Dua niteliğinde tavsiyelerimiz şöyledir;
Her gece Yatsı / Teravih namazımızdan sonra, mutlaka 1 saat dahi olsa uyuyalım, ki TEHECCÜDün eşsiz güzelliğini tadalım…
İftar ve sahurlarımızda aşırıya kaçmayalım. Gönlümüz, gözümüz mütevazi olur ise, soframızda mütevazi olur. Doyar…
Dost meclisleri iftarlarda kurulmasın sadece, sahurlarda da hemhal olup halleşelim dostlarımızla. Ve bu buluşmalarımızda mutlaka Rahman’ın, Rasûlullah’ın söz sofraları da açılsın…

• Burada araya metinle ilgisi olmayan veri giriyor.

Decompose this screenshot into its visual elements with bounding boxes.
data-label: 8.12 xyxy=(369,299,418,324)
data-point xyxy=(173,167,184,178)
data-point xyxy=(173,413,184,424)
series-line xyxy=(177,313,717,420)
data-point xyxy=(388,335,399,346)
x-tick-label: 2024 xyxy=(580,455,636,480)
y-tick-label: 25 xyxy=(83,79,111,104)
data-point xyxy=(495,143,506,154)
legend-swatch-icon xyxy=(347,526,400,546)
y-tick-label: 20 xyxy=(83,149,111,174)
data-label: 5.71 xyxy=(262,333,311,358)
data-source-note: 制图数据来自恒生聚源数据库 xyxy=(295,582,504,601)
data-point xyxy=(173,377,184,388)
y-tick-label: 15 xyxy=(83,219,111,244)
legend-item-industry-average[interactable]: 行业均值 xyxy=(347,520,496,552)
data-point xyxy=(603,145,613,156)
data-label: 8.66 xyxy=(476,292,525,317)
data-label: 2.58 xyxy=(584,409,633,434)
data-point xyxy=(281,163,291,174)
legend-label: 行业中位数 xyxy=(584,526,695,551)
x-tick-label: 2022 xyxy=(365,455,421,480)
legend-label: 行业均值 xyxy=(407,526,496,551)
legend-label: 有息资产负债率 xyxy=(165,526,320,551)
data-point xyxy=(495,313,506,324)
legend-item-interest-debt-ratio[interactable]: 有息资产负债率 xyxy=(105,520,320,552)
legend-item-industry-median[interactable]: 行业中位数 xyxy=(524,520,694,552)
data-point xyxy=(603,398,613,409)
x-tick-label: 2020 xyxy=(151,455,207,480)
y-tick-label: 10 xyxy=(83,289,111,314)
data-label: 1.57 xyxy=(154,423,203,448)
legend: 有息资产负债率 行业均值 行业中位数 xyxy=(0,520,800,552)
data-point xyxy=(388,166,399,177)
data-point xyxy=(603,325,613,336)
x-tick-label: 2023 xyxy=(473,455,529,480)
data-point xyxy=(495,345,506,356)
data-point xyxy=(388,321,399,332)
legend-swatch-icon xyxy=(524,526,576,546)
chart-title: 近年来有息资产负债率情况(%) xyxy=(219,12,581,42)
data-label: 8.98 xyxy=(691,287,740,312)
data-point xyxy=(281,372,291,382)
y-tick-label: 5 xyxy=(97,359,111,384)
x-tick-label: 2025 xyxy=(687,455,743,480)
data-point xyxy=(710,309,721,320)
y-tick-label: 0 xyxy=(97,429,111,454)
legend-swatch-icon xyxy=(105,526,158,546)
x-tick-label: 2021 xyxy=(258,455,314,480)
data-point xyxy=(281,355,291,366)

Kur-an’ı Kerim ile mesaimizi arttıralım. Bilmiyor isek öğrenelim. (Emin olun ki 1 hafta içinde öğrenebiliriz, Kelam-ı Hakk olan kitabımızı) biliyor isek, en az 1 hatim okuyalım, dinleyelim. Meal okuyalım. Ezber yapalım. Ezbere bildiğimiz, namazlarımızda okuduğumuz ayetlerin, surelerin meallerine bakalım ve artık hissederek okuyalım…
En az 100 tane Hadis-i şerif okuyalım. Peygamberimiz Efendimiz bizlere neler söylüyor, hissedelim, yaşayalım…
Evlerimizi mescide çevirelim. Ailemizle hasbi-haller yapalım. Birlikte dualar edelim. Cemaat yaparak namazlar kılalım. En önemlisi belki de, bizbirimizin gözlerinden içeri, gönüllerine hasretle bakarak “Seni Seviyorum” diyelim.
- Anneciğimize, Anneciğimize, Anneciğimize, Babamıza, Eşimize, Cennete bilet Evladlarımıza, Dostlarımıza, ve daha…
- Hakk’ın Rahmetine kavuştu iseler, kabirlerinde konuşalım onlarla. Bayram gününü, arefe gününü beklemeye gerek yok.
- Anne adayı hanım kardeşlerim, baba adayları kardeşlerim de doğacak bebeleri ile konuşsunlar. Merak etmeyin sizi duyan var…
Peygamberimiz Efendimizin hayatını okuyalım, Sahabe efendilerimizin hayatını, ilmi ile amil ölümsüz ADAMların hayatlarını okuyalım. Nasıl yaşamışlar anlayalım, hissedelim…
Evlerimizde Hüzüntü (Hüzün+Üzüntü) hali var ise, ortadan kaldıralım, birbirimize sımsıkı sarılalım. Birlikteliğimizin kıymeti bilelim…
Yola çıkalım. Dostların yoluna. Yaşayan, bedeni ölen farketmez. Canlı, cansız farketmez. Yola çıkalım…
Dua, Dua, Dua edelim. Kendimiz için, Ümmet için, Mazlum İslam alemi için, Mazlum insanlık alemi için. Bizi üzenler için, gönlümüzü yakanlar için, Allah’a İltica edelim…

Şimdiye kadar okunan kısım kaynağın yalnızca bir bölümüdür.